Red cross officials carry a body at the site of a bomb explosion in Maiduguri, Nigeria, Friday, July 31, 2015.
Red cross officials carry a body at the site of a bomb explosion in Maiduguri, Nigeria, Friday, July 31, 2015.

Officials of the International Committee of the Red Cross held a training session for army doctors in Zimbabwe this week on what to do if and when they come under attack.

Training of the 18 military health officials, all of whose home countries are members of the Southern African Development Community (SADC), had the theme of “Increasing Access to Health Care in Peace Support Operations.”

The SADC region is generally peaceful these days, but has known conflict in the recent past, especially in Angola and the Democratic Republic of Congo, and political unrest in Zimbabwe.

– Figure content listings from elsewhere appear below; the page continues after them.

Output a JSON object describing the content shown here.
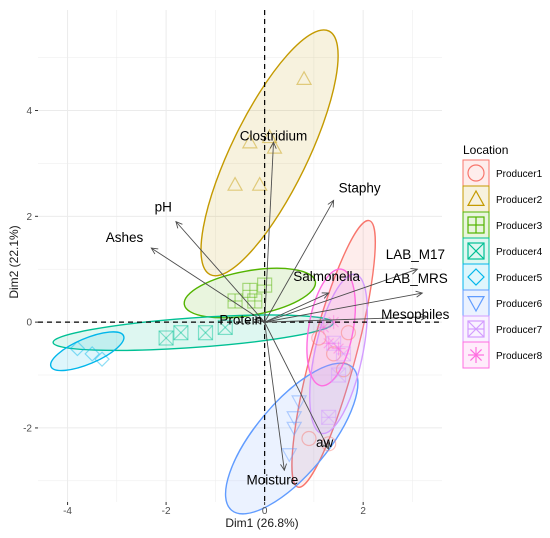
{
  "chart_data": {
    "type": "scatter",
    "subtype": "pca-biplot",
    "title": "",
    "xlabel": "Dim1 (26.8%)",
    "ylabel": "Dim2 (22.1%)",
    "xlim": [
      -4.6,
      3.6
    ],
    "ylim": [
      -3.4,
      5.9
    ],
    "x_ticks": [
      -4,
      -2,
      0,
      2
    ],
    "y_ticks": [
      -2,
      0,
      2,
      4
    ],
    "grid": true,
    "legend": {
      "title": "Location",
      "placement": "right",
      "entries": [
        {
          "name": "Producer1",
          "color": "#F8766D",
          "shape": "circle"
        },
        {
          "name": "Producer2",
          "color": "#C49A00",
          "shape": "triangle"
        },
        {
          "name": "Producer3",
          "color": "#53B400",
          "shape": "square-plus"
        },
        {
          "name": "Producer4",
          "color": "#00C094",
          "shape": "square-x"
        },
        {
          "name": "Producer5",
          "color": "#00B6EB",
          "shape": "diamond"
        },
        {
          "name": "Producer6",
          "color": "#619CFF",
          "shape": "triangle-down"
        },
        {
          "name": "Producer7",
          "color": "#D39CFF",
          "shape": "square-cross"
        },
        {
          "name": "Producer8",
          "color": "#FF6DE0",
          "shape": "asterisk"
        }
      ]
    },
    "variables": [
      {
        "name": "Clostridium",
        "x": 0.18,
        "y": 3.4
      },
      {
        "name": "Staphy",
        "x": 1.4,
        "y": 2.3
      },
      {
        "name": "pH",
        "x": -1.8,
        "y": 1.9
      },
      {
        "name": "Ashes",
        "x": -2.3,
        "y": 1.4
      },
      {
        "name": "Salmonella",
        "x": 1.3,
        "y": 0.55
      },
      {
        "name": "LAB_M17",
        "x": 3.1,
        "y": 1.0
      },
      {
        "name": "LAB_MRS",
        "x": 3.2,
        "y": 0.55
      },
      {
        "name": "Mesophiles",
        "x": 3.3,
        "y": 0.1
      },
      {
        "name": "Protein",
        "x": -0.2,
        "y": 0.05
      },
      {
        "name": "aw",
        "x": 1.3,
        "y": -2.4
      },
      {
        "name": "Moisture",
        "x": 0.4,
        "y": -2.8
      }
    ],
    "groups": [
      {
        "name": "Producer1",
        "cx": 1.4,
        "cy": -0.6,
        "rx": 2.8,
        "ry": 0.42,
        "angle": 75,
        "points": [
          [
            1.1,
            -0.3
          ],
          [
            1.4,
            -0.6
          ],
          [
            1.6,
            -0.9
          ],
          [
            0.9,
            -2.2
          ],
          [
            1.3,
            -2.3
          ],
          [
            1.7,
            -0.2
          ]
        ]
      },
      {
        "name": "Producer2",
        "cx": 0.1,
        "cy": 3.2,
        "rx": 2.75,
        "ry": 0.72,
        "angle": 64,
        "points": [
          [
            0.8,
            4.6
          ],
          [
            -0.3,
            3.4
          ],
          [
            0.1,
            3.5
          ],
          [
            0.2,
            3.3
          ],
          [
            -0.6,
            2.6
          ],
          [
            -0.1,
            2.6
          ]
        ]
      },
      {
        "name": "Producer3",
        "cx": -0.3,
        "cy": 0.55,
        "rx": 1.35,
        "ry": 0.42,
        "angle": 10,
        "points": [
          [
            -0.6,
            0.4
          ],
          [
            -0.3,
            0.6
          ],
          [
            0.0,
            0.7
          ],
          [
            -0.2,
            0.4
          ]
        ]
      },
      {
        "name": "Producer4",
        "cx": -1.45,
        "cy": -0.2,
        "rx": 2.85,
        "ry": 0.28,
        "angle": 4,
        "points": [
          [
            -1.7,
            -0.2
          ],
          [
            -1.2,
            -0.2
          ],
          [
            -0.8,
            -0.1
          ],
          [
            -2.0,
            -0.3
          ]
        ]
      },
      {
        "name": "Producer5",
        "cx": -3.6,
        "cy": -0.55,
        "rx": 0.8,
        "ry": 0.24,
        "angle": 23,
        "points": [
          [
            -3.8,
            -0.5
          ],
          [
            -3.5,
            -0.6
          ],
          [
            -3.3,
            -0.7
          ]
        ]
      },
      {
        "name": "Producer6",
        "cx": 0.55,
        "cy": -2.2,
        "rx": 1.9,
        "ry": 0.68,
        "angle": 50,
        "points": [
          [
            0.7,
            -1.5
          ],
          [
            0.6,
            -1.8
          ],
          [
            0.6,
            -2.0
          ],
          [
            0.5,
            -2.5
          ]
        ]
      },
      {
        "name": "Producer7",
        "cx": 1.5,
        "cy": -0.6,
        "rx": 1.65,
        "ry": 0.45,
        "angle": 78,
        "points": [
          [
            1.4,
            -0.4
          ],
          [
            1.6,
            -0.6
          ],
          [
            1.5,
            -1.0
          ],
          [
            1.3,
            -1.8
          ]
        ]
      },
      {
        "name": "Producer8",
        "cx": 1.35,
        "cy": -0.1,
        "rx": 1.2,
        "ry": 0.42,
        "angle": 80,
        "points": [
          [
            1.2,
            -0.1
          ],
          [
            1.4,
            0.0
          ],
          [
            1.3,
            -0.4
          ],
          [
            1.5,
            -0.5
          ]
        ]
      }
    ]
  }
}
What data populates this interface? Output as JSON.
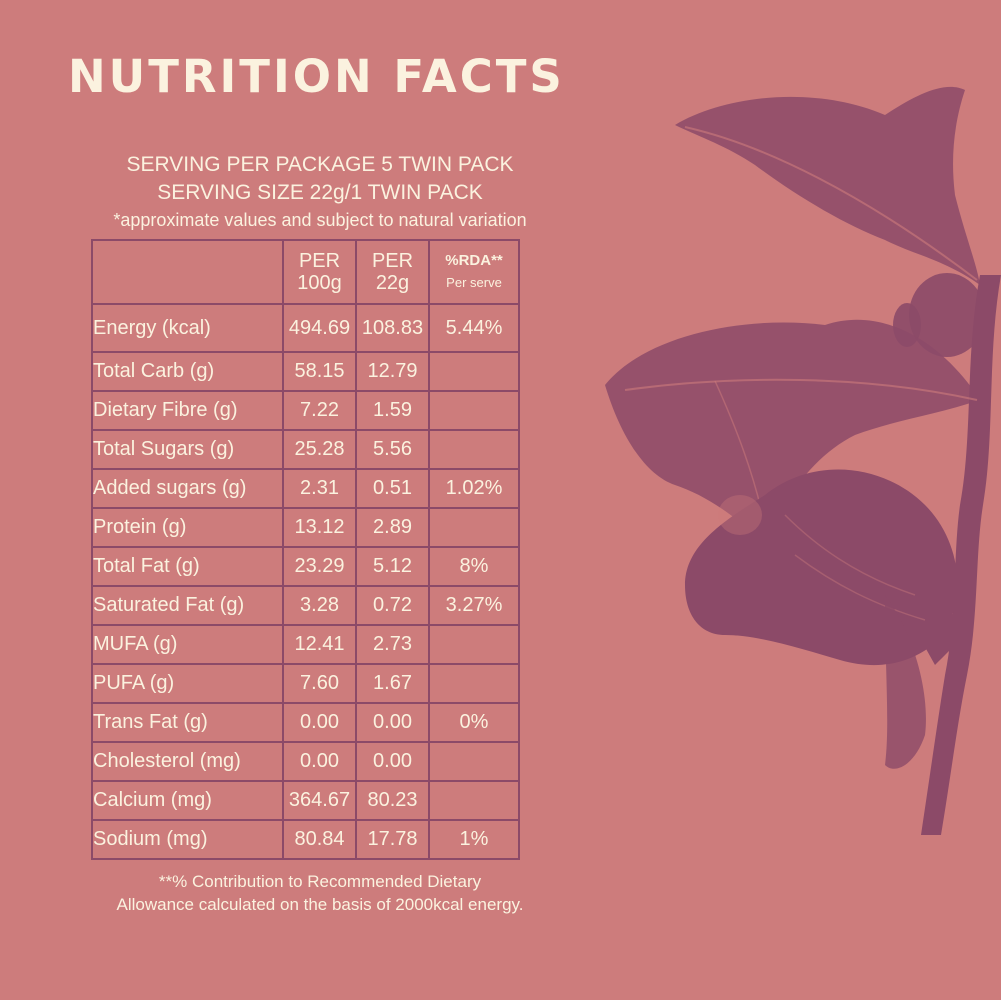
{
  "title": "NUTRITION FACTS",
  "serving": {
    "per_package": "SERVING PER PACKAGE 5 TWIN PACK",
    "size": "SERVING SIZE 22g/1 TWIN PACK",
    "note": "*approximate values and subject to natural variation"
  },
  "table": {
    "headers": {
      "per100_line1": "PER",
      "per100_line2": "100g",
      "per22_line1": "PER",
      "per22_line2": "22g",
      "rda_line1": "%RDA**",
      "rda_line2": "Per serve"
    },
    "rows": [
      {
        "name": "Energy (kcal)",
        "per100": "494.69",
        "per22": "108.83",
        "rda": "5.44%"
      },
      {
        "name": "Total Carb (g)",
        "per100": "58.15",
        "per22": "12.79",
        "rda": ""
      },
      {
        "name": "Dietary Fibre (g)",
        "per100": "7.22",
        "per22": "1.59",
        "rda": ""
      },
      {
        "name": "Total Sugars (g)",
        "per100": "25.28",
        "per22": "5.56",
        "rda": ""
      },
      {
        "name": "Added sugars (g)",
        "per100": "2.31",
        "per22": "0.51",
        "rda": "1.02%"
      },
      {
        "name": "Protein (g)",
        "per100": "13.12",
        "per22": "2.89",
        "rda": ""
      },
      {
        "name": "Total Fat (g)",
        "per100": "23.29",
        "per22": "5.12",
        "rda": "8%"
      },
      {
        "name": "Saturated Fat (g)",
        "per100": "3.28",
        "per22": "0.72",
        "rda": "3.27%"
      },
      {
        "name": "MUFA (g)",
        "per100": "12.41",
        "per22": "2.73",
        "rda": ""
      },
      {
        "name": "PUFA (g)",
        "per100": "7.60",
        "per22": "1.67",
        "rda": ""
      },
      {
        "name": "Trans Fat (g)",
        "per100": "0.00",
        "per22": "0.00",
        "rda": "0%"
      },
      {
        "name": "Cholesterol (mg)",
        "per100": "0.00",
        "per22": "0.00",
        "rda": ""
      },
      {
        "name": "Calcium (mg)",
        "per100": "364.67",
        "per22": "80.23",
        "rda": ""
      },
      {
        "name": "Sodium (mg)",
        "per100": "80.84",
        "per22": "17.78",
        "rda": "1%"
      }
    ]
  },
  "footer": {
    "line1": "**% Contribution to Recommended Dietary",
    "line2": "Allowance calculated on the basis of 2000kcal energy."
  },
  "illustration": {
    "icon": "fig-branch-illustration",
    "color": "#8c4a68"
  },
  "colors": {
    "background": "#cd7c7c",
    "text": "#fbf2df",
    "rule": "#8c4a68"
  }
}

Jacques Lemay, who heads ICRC’s armed forces delegation in SADC, says research shows that 90 percent of those affected by attacks on medical facilities during armed conflict or other emergencies are local health workers.

"So therefore, the ICRC decided to launch a project of health care in danger in order to raise awareness among those who take part in these armed conflicts or peacekeeping operations, missions where [there is] awareness of the challenge in getting access to these health care for the population," he said. "In the last two years we are talking in the order of over 2,000 incidents [worldwide]."

He said these attacks prevent civilians and others who are entitled to medical care from receiving it.

According to Brigadier-General Kaka Mudambo, who heads the SADC Military Health Services Committee, medics and medical facilities are targeted in a warfare for a specific reason.

"Medical supplies, medical equipment are very valuable," he said. "People would want to make money out of them. And some people would want to deny opponents the access to those medicines. The attacks are ongoing, they happen everywhere. And this then denies not only the armed people but also the general population of the medical care that is needed."

ICRC officials would not disclose the specific techniques being taught in the three-day course, except that participants are instructed not to be aggressive when they come under attack.

The goal, they said, is improved protection of essential medical services during conflicts and peacekeeping operations.